Didn't get exactly what I expected. I put out eight beer traps last night- five in the vegetable garden and three among the salvia. I did catch three slugs- two big ones from the salvia area and a smaller one near the swiss chard. But the rest? Ants in one. A black beetle near the peppers (sorry for that, I think beetles are good guys). A few earwigs. Some pill bugs. And crickets! More crickets than anything else. Do crickets eat garden plants? I thought they went for decaying material, or fruit. Maybe they fell in by accident.
Wiped the underside of broccoli leaves with my hands again. I'm not sure, but it seems there are less whitefly swarms this morning. Maybe smashing off the larval stages and eggs by hand did some good. Or maybe some got caught on my yellow boards after all. I am seriously considering trashing all the sickly green bean plants and keeping the broccoli, just to continue picking caterpillars off them... A handful more of those today. I tried to identify the ones I don't know- that aren't cabbage loopers. All I was able to narrow down was that they're some kind of moth. If they were butterfly larvae (other than the cabbage white) I would have just moved them to a landscaping plant, not stashed in the freezer for my fish.
Speaking of fish, I am going to have to re-think my food trap. Functionally, it's great. The black kuhlis are ecstatic each time I lower it into the tank. But they're getting injured. It had been four or five days since the last time I used it, and their scratches were healing. I took a good amount of time sanding the edges of the entrance and exit holes with a metal nail file and tiny strips of sandpaper- now the plastic is all scuffed in those areas, but it did feel a lot smoother- at least to my fingers. Not good enough for the kuhlis though. I watched them go in for soaked micropellets. They went through the holes a lot more smoothly than before- not as much hesitation- I think the sanding job widened the opening a bit. But still they got hurt. When all was done and the kuhlis lay around hanging off of green crypt stems and lounging under the subwasser baskets with full tummies, I saw that the two biggest ones (Sluggy and Curly) definitely have new scratches. Must be the trap. I may have to go back to feeding them under a rock. It sure looked more difficult for them, and was entertaining to watch! but not foolproof (sometimes the barbs got the food anyway). However they never sustained scratches from digging under the rock.

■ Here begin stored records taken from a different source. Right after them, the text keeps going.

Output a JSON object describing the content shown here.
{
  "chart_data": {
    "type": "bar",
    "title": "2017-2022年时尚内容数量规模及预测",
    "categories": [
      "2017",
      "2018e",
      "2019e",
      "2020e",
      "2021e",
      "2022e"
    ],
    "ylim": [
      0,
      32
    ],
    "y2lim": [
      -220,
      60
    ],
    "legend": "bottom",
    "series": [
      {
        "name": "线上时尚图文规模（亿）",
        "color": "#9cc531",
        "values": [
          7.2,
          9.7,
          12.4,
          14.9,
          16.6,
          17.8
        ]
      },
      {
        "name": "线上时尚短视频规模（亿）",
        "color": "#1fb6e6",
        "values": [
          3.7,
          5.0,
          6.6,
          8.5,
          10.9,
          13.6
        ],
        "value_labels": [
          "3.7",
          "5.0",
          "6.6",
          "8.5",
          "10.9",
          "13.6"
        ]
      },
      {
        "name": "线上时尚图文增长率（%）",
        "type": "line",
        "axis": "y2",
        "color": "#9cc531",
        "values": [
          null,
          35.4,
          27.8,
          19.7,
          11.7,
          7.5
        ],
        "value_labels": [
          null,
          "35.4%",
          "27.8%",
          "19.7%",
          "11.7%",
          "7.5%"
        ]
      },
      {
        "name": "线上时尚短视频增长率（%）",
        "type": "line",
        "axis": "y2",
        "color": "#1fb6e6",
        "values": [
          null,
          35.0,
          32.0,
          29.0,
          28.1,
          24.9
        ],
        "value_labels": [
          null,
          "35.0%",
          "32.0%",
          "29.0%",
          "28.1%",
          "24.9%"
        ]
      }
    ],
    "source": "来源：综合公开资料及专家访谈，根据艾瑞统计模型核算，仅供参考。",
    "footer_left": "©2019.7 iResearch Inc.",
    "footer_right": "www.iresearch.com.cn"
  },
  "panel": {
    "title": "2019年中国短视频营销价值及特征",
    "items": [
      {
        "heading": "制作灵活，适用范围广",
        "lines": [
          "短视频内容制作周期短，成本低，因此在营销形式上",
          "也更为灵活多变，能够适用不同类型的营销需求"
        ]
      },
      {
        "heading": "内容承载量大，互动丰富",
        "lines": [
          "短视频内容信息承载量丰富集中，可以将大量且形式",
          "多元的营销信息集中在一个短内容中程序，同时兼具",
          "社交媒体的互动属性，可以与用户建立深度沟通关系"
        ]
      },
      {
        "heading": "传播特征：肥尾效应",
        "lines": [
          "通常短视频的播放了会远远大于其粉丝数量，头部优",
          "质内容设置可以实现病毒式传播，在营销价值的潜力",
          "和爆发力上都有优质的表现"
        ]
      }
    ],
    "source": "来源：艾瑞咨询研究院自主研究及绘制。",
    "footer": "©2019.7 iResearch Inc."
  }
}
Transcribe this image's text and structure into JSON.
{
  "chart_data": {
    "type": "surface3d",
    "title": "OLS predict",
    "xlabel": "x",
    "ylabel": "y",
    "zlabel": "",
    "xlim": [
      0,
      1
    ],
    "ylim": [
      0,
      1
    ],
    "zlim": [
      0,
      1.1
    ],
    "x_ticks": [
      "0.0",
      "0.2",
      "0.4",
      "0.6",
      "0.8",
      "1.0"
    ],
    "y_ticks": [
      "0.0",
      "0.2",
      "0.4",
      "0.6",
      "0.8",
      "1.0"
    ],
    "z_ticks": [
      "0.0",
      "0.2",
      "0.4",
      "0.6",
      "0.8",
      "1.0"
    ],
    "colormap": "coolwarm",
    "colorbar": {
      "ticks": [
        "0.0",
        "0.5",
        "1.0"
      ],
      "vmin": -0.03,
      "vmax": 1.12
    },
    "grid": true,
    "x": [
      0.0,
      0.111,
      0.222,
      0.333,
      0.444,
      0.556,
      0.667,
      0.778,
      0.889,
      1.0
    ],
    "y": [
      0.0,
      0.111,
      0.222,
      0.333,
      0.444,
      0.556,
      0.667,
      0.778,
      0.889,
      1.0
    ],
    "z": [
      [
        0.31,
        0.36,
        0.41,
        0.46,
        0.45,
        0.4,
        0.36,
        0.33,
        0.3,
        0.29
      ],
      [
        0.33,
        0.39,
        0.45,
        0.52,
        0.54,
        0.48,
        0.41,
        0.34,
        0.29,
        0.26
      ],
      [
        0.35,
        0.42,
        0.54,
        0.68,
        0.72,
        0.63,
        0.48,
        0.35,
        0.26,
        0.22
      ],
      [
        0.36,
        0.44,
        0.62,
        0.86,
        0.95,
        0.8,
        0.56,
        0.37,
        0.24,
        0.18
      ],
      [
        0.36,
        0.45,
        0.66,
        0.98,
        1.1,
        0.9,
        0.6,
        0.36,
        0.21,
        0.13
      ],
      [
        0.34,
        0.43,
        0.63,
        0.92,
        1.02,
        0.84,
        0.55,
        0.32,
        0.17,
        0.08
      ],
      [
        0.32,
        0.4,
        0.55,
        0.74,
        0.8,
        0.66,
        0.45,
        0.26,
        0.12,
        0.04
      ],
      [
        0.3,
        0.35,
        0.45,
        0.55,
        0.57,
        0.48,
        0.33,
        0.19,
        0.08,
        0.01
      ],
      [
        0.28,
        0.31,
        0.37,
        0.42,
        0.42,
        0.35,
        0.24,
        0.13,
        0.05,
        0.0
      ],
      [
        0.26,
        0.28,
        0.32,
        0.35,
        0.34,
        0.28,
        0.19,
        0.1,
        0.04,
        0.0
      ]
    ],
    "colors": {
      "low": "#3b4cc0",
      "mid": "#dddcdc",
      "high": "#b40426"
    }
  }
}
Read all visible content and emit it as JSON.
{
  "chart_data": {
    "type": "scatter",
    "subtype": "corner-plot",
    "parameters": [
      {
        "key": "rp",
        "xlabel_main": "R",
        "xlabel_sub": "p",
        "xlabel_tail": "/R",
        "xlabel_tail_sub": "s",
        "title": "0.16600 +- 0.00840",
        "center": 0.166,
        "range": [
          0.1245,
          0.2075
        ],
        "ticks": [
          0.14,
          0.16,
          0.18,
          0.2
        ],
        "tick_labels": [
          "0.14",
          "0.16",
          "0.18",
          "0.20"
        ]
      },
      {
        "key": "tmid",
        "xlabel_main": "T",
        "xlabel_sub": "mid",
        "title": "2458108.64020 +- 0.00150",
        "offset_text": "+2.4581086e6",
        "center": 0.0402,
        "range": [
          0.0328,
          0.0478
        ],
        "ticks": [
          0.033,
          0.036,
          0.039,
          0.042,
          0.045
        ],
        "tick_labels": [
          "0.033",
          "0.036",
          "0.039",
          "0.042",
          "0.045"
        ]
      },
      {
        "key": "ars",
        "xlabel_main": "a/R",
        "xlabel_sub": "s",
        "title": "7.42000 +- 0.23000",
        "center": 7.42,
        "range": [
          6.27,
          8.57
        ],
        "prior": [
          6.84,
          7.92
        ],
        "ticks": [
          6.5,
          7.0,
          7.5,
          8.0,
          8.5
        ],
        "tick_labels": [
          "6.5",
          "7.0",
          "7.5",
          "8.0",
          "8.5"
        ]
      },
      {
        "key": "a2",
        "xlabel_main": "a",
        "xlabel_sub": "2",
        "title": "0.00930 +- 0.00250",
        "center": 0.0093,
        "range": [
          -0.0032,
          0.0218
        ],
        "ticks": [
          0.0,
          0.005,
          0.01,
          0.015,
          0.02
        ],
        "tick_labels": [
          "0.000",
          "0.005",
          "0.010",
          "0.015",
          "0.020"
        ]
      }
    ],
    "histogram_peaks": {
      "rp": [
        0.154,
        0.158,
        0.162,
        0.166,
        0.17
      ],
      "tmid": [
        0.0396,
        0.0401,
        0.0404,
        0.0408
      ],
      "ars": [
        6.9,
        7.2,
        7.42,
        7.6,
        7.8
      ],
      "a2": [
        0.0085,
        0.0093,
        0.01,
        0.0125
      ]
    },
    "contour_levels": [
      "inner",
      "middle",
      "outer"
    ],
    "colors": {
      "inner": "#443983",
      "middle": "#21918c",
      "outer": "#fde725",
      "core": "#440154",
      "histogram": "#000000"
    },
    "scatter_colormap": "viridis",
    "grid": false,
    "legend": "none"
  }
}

Other notes: looks like the lysimachia in the back planting bed is dying. Of the newer plants I have lost completely one heartleaf brunnera plant, and half of the astilbes. Lupine and larkspur are dead. But these ones are fine: heucherella, columbine, bee balm, argyranthemum (although it looks funny, lower foliage has died off leaving tufts of green on the terminal ends of stems). I will have to get a picture of that. The young echinacea I put in this spring are doing great- they're not big yet, but they seem fine through all the heat. To my surprise gerbera daisy plant is steadily growing, while the dahlia remains small, stunted looking- that plant has not impressed me at all. Well, this list definitely tells me what I will be adding to the garden next spring- more of those that made it (I'm glad that bee balm is one of them. A bit disappointed that lupine is not). I just don't want landscaping plants that have to be pampered.
One last note: when I was setting out beer traps, I noticed a big difference in the soil. In the garden where I've built it up continually with my best compost and worm castings plus shredded cardboard, leaf mulch and grass clippings, the soil was nice and loose, dark and soft and full of gleaming healthy-looking worms that moved away from me pretty quickly! I could dig into it easily with my hands. Lovely soil. Makes me hopeful for a better garden next year, if I can pay attention and get on top of bug control earlier. Soil around the salvia in the landscaping bed was very different. Dry, compact, paler in color. I admit I don't give them nearly as much attention. That area gets leaf mulch and compost only twice a year- or when I think of it and have extra after feeding the garden. Only new plants get the rich worm castings when they first get planted. I'm really tough (or stingy) on that set of plants!
This post really got all over the place. I don't usually write one up about so many subjects at once- and without pictures. But it was all on my mind this morning.